No início do século XX, o cronista João do Rio registrou uma cidade em plena transformação. A profunda e à época polêmica reforma capitaneada pelo prefeito Pereira Passos não alterava apenas a geografia, mas também trazia à população um novo modo de se relacionar com os espaços públicos, que passou a percorrer a partir de então vias mais largas — uma inspiração que veio da Paris idealizada pelo Barão Haussmann. Hoje, quem flana como o escritor pelo Centro sente mais ventos de mudança, diferentes daqueles, claro, mas com potência para alterar o cenário. O movimento, que vinha arrefecendo por uma combinação de desordem urbana com solavancos econômicos, está aos poucos retomando o vigor, fenômeno que se pronuncia na coleção de canteiros de obras. Uma marca destes tempos é que boa parte dos empreendimentos tem a moradia como finalidade, rompendo com uma tradição majoritariamente comercial dessa zona da cidade. “Em um ano, o número de pedidos de licença para edifícios residenciais superou todos os registrados na última década”, confirma a arquiteta e urbanista Thaís Garlet Biagini, gerente de planejamento do Centro, da prefeitura.
O atual aquecimento imobiliário do bairro, que resiste às turbulências econômicas, tem um leque de explicações. Um de seus motores passa pelas facilidades promovidas pelo Reviver Centro, programa municipal lançado em julho de 2021 na tentativa de reverter o flagrante abandono da área. O conjunto de medidas trouxe incentivos fiscais, como a suspensão de dívida ativa e a isenção de IPTU para novos empreendimentos na área, onde até o fim da década de 90 não era permitida a construção de unidades para moradia. “As antigas legislações acabaram coibindo uma vida urbana dentro desse eixo comercial. O Centro, porém, tem uma vocação residencial muito forte graças a toda infraestrutura que já está ali, em forma de serviços e aparelhos culturais”, explica Leonardo Mesquita, vice-presidente comercial da Cury, responsável pelo primeiro residencial que se ergue em sete décadas na Avenida Presidente Vargas, exatamente em frente à estação do metrô. E o empreendimento foi bem recebido: quase 60% dos 360 apartamentos na planta foram arrematados.
Os números do Centro ajudam a dar uma dimensão da euforia imobiliária naquelas imediações. São mais de 2 000 unidades ali previstas para construção ou retrofit, das quais mais da metade já foi licenciada (veja no quadro).
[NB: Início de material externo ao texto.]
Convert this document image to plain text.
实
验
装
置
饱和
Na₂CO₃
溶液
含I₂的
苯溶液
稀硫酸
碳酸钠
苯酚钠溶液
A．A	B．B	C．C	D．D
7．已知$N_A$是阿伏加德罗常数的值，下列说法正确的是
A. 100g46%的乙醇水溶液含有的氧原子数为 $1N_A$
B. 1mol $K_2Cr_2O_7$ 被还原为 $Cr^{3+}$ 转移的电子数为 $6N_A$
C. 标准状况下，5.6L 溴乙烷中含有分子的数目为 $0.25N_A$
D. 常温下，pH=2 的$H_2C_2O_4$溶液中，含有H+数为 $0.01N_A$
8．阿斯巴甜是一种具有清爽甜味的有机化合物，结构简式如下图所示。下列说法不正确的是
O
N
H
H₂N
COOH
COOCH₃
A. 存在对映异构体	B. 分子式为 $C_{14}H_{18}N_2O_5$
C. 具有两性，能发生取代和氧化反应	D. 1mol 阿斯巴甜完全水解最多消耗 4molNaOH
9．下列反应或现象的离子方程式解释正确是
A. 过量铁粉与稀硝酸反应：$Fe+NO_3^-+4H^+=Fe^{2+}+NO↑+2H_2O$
Inicialmente, a Secretaria de Planejamento Urbano tinha como objetivo um avanço de 15% nos lançamentos residenciais até 2024, mas a meta será muito em breve superada: em agosto, o aumento já era de 13,24%. Somando a Zona Portuária à equação, adicionam-se mais 4 300 apartamentos distribuídos pelos quatro empreendimentos atualmente em obras — o maior deles foi lançado no mês passado com 10% das unidades amealhadas na pré-venda. O esperado é que haja um crescimento populacional na área nos próximos anos, instaurando-se um desejável ciclo virtuoso. “Estou ansiosa para ver a nova vida que vai despontar por lá daqui a pouco tempo”, diz a sargento da Aeronáutica Amanda Correia, 26 anos, que acaba de comprar na vizinhança seu primeiro imóvel, juntando-se aos mais de 40 000 moradores do Centro e da Lapa, listados no último Censo disponível, de 2010.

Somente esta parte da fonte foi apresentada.